A student has sent me a rewrite in the mail, and I have re-critiqued it. Despite its merits (which were actually many), it contained one of my pet peeves of English prose, which got me thinking about the rest of them. Here they are:
"... he thought to himself." Unless you are a telepath, there is no other possibility.
"An expression of .... on his face." Where else would an expression be? Omit "on his face."
".... asked James." If there are more than two people in the scene, this is fine. Otherwise, I probably know it's James's turn to talk, and if his speech ends with a question mark, I already know he's asking something.

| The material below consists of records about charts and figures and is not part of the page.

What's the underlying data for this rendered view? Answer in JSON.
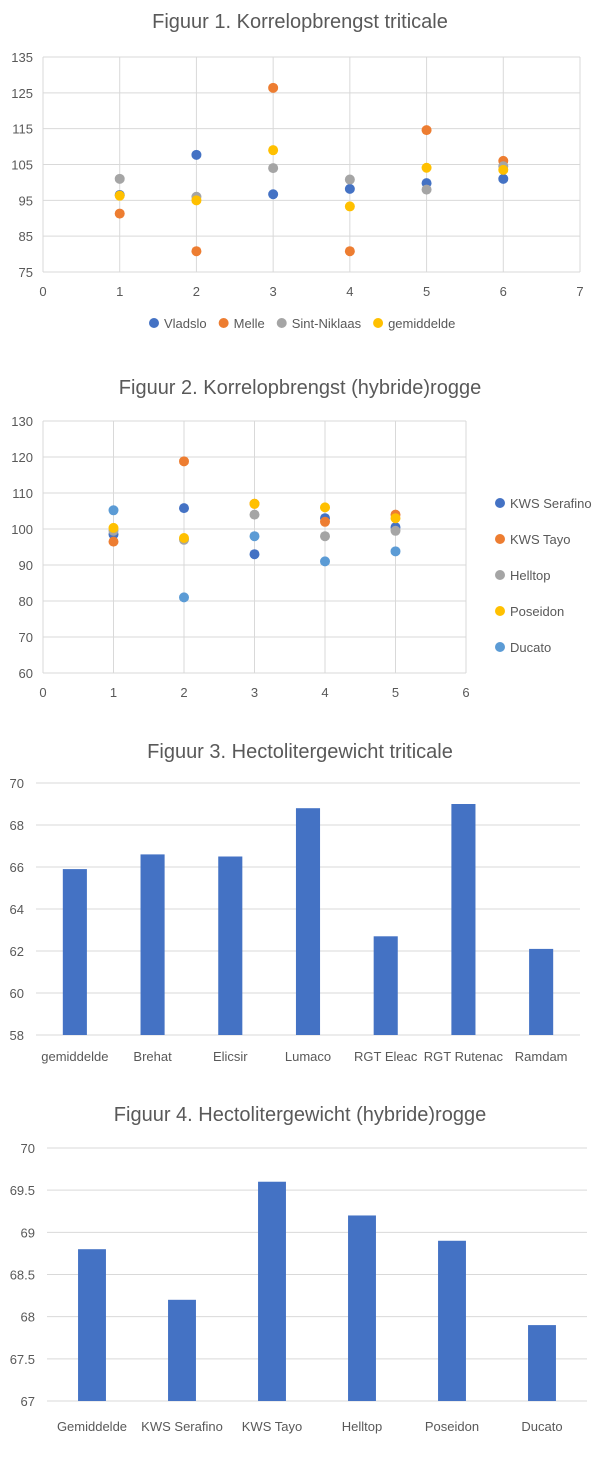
{
  "colors": {
    "blue": "#4472C4",
    "orange": "#ED7D31",
    "gray": "#A5A5A5",
    "yellow": "#FFC000",
    "lightblue": "#5B9BD5",
    "grid": "#D9D9D9",
    "text": "#595959"
  },
  "chart_data": [
    {
      "type": "scatter",
      "title": "Figuur 1. Korrelopbrengst triticale",
      "xlim": [
        0,
        7
      ],
      "ylim": [
        75,
        135
      ],
      "xticks": [
        0,
        1,
        2,
        3,
        4,
        5,
        6,
        7
      ],
      "yticks": [
        75,
        85,
        95,
        105,
        115,
        125,
        135
      ],
      "grid": "vertical and horizontal",
      "legend_position": "bottom",
      "series": [
        {
          "name": "Vladslo",
          "color": "#4472C4",
          "x": [
            1,
            2,
            3,
            4,
            5,
            6
          ],
          "y": [
            96.5,
            107.7,
            96.7,
            98.2,
            99.8,
            101
          ]
        },
        {
          "name": "Melle",
          "color": "#ED7D31",
          "x": [
            1,
            2,
            3,
            4,
            5,
            6
          ],
          "y": [
            91.3,
            80.8,
            126.4,
            80.8,
            114.6,
            106
          ]
        },
        {
          "name": "Sint-Niklaas",
          "color": "#A5A5A5",
          "x": [
            1,
            2,
            3,
            4,
            5,
            6
          ],
          "y": [
            101,
            96,
            104,
            100.8,
            98,
            104.5
          ]
        },
        {
          "name": "gemiddelde",
          "color": "#FFC000",
          "x": [
            1,
            2,
            3,
            4,
            5,
            6
          ],
          "y": [
            96.3,
            95,
            109,
            93.3,
            104.1,
            103.5
          ]
        }
      ]
    },
    {
      "type": "scatter",
      "title": "Figuur 2. Korrelopbrengst (hybride)rogge",
      "xlim": [
        0,
        6
      ],
      "ylim": [
        60,
        130
      ],
      "xticks": [
        0,
        1,
        2,
        3,
        4,
        5,
        6
      ],
      "yticks": [
        60,
        70,
        80,
        90,
        100,
        110,
        120,
        130
      ],
      "grid": "vertical and horizontal",
      "legend_position": "right",
      "series": [
        {
          "name": "KWS Serafino",
          "color": "#4472C4",
          "x": [
            1,
            2,
            3,
            4,
            5
          ],
          "y": [
            98.5,
            105.8,
            93,
            103,
            100.5
          ]
        },
        {
          "name": "KWS Tayo",
          "color": "#ED7D31",
          "x": [
            1,
            2,
            3,
            4,
            5
          ],
          "y": [
            96.5,
            118.8,
            107,
            102,
            104
          ]
        },
        {
          "name": "Helltop",
          "color": "#A5A5A5",
          "x": [
            1,
            2,
            3,
            4,
            5
          ],
          "y": [
            99.5,
            97,
            104,
            98,
            99.5
          ]
        },
        {
          "name": "Poseidon",
          "color": "#FFC000",
          "x": [
            1,
            2,
            3,
            4,
            5
          ],
          "y": [
            100.3,
            97.5,
            107,
            106,
            103
          ]
        },
        {
          "name": "Ducato",
          "color": "#5B9BD5",
          "x": [
            1,
            2,
            3,
            4,
            5
          ],
          "y": [
            105.2,
            81,
            98,
            91,
            93.8
          ]
        }
      ]
    },
    {
      "type": "bar",
      "title": "Figuur 3. Hectolitergewicht triticale",
      "categories": [
        "gemiddelde",
        "Brehat",
        "Elicsir",
        "Lumaco",
        "RGT Eleac",
        "RGT Rutenac",
        "Ramdam"
      ],
      "values": [
        65.9,
        66.6,
        66.5,
        68.8,
        62.7,
        69,
        62.1
      ],
      "ylim": [
        58,
        70
      ],
      "yticks": [
        58,
        60,
        62,
        64,
        66,
        68,
        70
      ],
      "grid": "horizontal",
      "color": "#4472C4"
    },
    {
      "type": "bar",
      "title": "Figuur 4. Hectolitergewicht (hybride)rogge",
      "categories": [
        "Gemiddelde",
        "KWS Serafino",
        "KWS Tayo",
        "Helltop",
        "Poseidon",
        "Ducato"
      ],
      "values": [
        68.8,
        68.2,
        69.6,
        69.2,
        68.9,
        67.9
      ],
      "ylim": [
        67,
        70
      ],
      "yticks": [
        67,
        67.5,
        68,
        68.5,
        69,
        69.5,
        70
      ],
      "grid": "horizontal",
      "color": "#4472C4"
    }
  ]
}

"Jumping up, he answered the door." Unless your guy is an amazing acrobat, he's not jumping up at the same time he's answering the door. They're sequential actions. Write "He jumped up and answered the door" or "He jumped to answer the door."
"Distraught, I ran my hand through my short red curls." This is first person. Not even a narcissist thinks of his short red curls while distraught; this is a blatant attempt to shoe-horn in description where it does not belong. Even in close third person, this is a point-of-view shift, from inside to outside, that jars. In fact, the whole sentence is bad. Show me he's distraught.
"He was born in Paris, France." This only works in the dialogue or thoughts of a character you wish us to perceive as either dim or pedantic. In narrative, don't tell readers that Paris is in France -- it's insulting that you assume they don't know that already. If you're writing about Paris, Texas, however, that's a different matter.
"She was five-foot-seven, one hundred thirty pounds, with long brown hair and blue eyes." Again, unless you're trying to convey something about the character making this observation -- that he is or was a cop, that he is incapable of seeing other than prosaically -- this description is not only boring but irrelevant. Tell me something about her with more juicy relevance to her character: she's five-foot-seven and weighs eighty-eight pounds, or her long hair is pink with green stripes, or one of those blue eyes is black from having been slugged hard.
"If I was an acrobat..." If I were an acrobat. The subjunctive tense is not yet obsolete.
And please forgive the crankiness of this post.